Ce type de contradictions n’est pas isolé. On en a trouvé une autre en écoutant le Premier ministre lui-même défendre la réforme du Code du travail. Le 28 août, à l’issue d’un séminaire gouvernemental, Édouard Philippe justifiait ainsi les ordonnances à venir : « Ces textes doivent faire disparaître le chômage de masse, une spécificité française. » Mais, trois jours plus tard, lors de la publication de ces mêmes ordonnances, il affirmait que « le droit du travail n’est pas la première cause du chômage en France, bien entendu ». Qui croire : le Édouard Philippe du lundi ou celui du jeudi ?

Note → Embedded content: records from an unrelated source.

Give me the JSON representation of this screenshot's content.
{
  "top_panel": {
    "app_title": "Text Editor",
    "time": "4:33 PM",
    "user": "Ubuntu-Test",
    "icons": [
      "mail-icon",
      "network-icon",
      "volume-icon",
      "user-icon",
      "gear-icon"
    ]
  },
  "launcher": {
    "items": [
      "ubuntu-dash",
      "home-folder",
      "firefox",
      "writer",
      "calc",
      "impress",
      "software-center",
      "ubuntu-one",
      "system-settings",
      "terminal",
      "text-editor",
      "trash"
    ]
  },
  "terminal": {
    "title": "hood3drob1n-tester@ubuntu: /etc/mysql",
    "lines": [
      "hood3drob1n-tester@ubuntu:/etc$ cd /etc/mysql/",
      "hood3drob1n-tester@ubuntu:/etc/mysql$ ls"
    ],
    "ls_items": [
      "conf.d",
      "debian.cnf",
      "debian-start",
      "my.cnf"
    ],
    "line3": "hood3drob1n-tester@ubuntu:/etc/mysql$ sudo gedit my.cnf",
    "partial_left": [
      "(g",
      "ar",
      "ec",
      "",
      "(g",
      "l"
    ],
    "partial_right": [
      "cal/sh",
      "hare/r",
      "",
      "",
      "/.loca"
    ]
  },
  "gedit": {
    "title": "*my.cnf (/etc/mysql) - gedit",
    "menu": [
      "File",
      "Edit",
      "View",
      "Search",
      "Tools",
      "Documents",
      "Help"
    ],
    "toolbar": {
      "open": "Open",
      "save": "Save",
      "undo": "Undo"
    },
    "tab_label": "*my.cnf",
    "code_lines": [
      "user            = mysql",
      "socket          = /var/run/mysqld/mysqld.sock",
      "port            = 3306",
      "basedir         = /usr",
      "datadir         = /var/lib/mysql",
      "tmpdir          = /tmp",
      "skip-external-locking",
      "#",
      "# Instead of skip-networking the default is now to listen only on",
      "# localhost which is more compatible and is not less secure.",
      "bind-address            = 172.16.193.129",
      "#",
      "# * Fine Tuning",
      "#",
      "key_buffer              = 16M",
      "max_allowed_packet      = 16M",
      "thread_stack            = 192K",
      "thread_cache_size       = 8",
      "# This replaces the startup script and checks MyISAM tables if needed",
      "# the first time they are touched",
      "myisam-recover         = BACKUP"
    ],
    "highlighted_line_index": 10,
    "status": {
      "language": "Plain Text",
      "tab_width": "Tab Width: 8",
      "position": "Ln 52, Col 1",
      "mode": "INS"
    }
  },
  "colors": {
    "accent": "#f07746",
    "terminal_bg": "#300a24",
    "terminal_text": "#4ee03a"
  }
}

Pour vous donner un autre exemple de la difficulté à trouver une justification théorique aux actes gouvernementaux, prenons la réforme de l’ISF. Soit un « cadeau » pour les plus riches évalué par le gouvernement à 4 milliards d’euros. À quoi cela va-t-il servir ? À « soutenir ceux qui prennent des risques, ceux qui permettent de créer et de développer notre économie » et à « orienter l’épargne vers le financement de nos entreprises et l’investissement », était-il expliqué dans le programme d’En marche. Mais comment sait-on que les baisses d’impôts pour les plus riches vont véritablement servir le risque et l’investissement en France et ne pas, par exemple, se transformer en placements dans des obligations d’État étrangers ? Y a-t-il des études le démontrant ? Nenni ! Comme la presse l’a abondamment fait remarquer, ce type de raisonnement s’appuie sur la théorie dite « du ruissellement », à savoir que, comme un cours d’eau qui coule du sommet de la montagne vers la plaine, l’argent des riches est réinjecté dans l’économie et contribue à la prospérité de tous. Mais cette soi-disante règle, devenue célèbre parce qu’elle avait été défendue par un conseiller de Ronald Reagan en 1981, n’est défendue par aucun économiste ! Le FMI, pourtant pas un organisme gauchiste, a ainsi conduit une étude en 2015 montrant que, quand on donne trop d’argent aux riches, ils le dépensent pour épargner et pas pour investir dans des activités qui peuvent générer de l’emploi.
Comment s’en sortir face à ces critiques ? Profitant qu’il était interrogé mardi dernier à l’Assemblée nationale sur sa politique fiscale, Bruno Le Maire a ainsi répondu à ces détracteurs au nom du gouvernement. « Je ne crois pas à la théorie du ruissellement des richesses, je crois à la théorie de la création des richesses », a assuré le ministre de l’Économie. Petit problème, il n’existe pas non plus en économie de « théorie de la création des richesses » qui justifierait ainsi la baisse de l’ISF…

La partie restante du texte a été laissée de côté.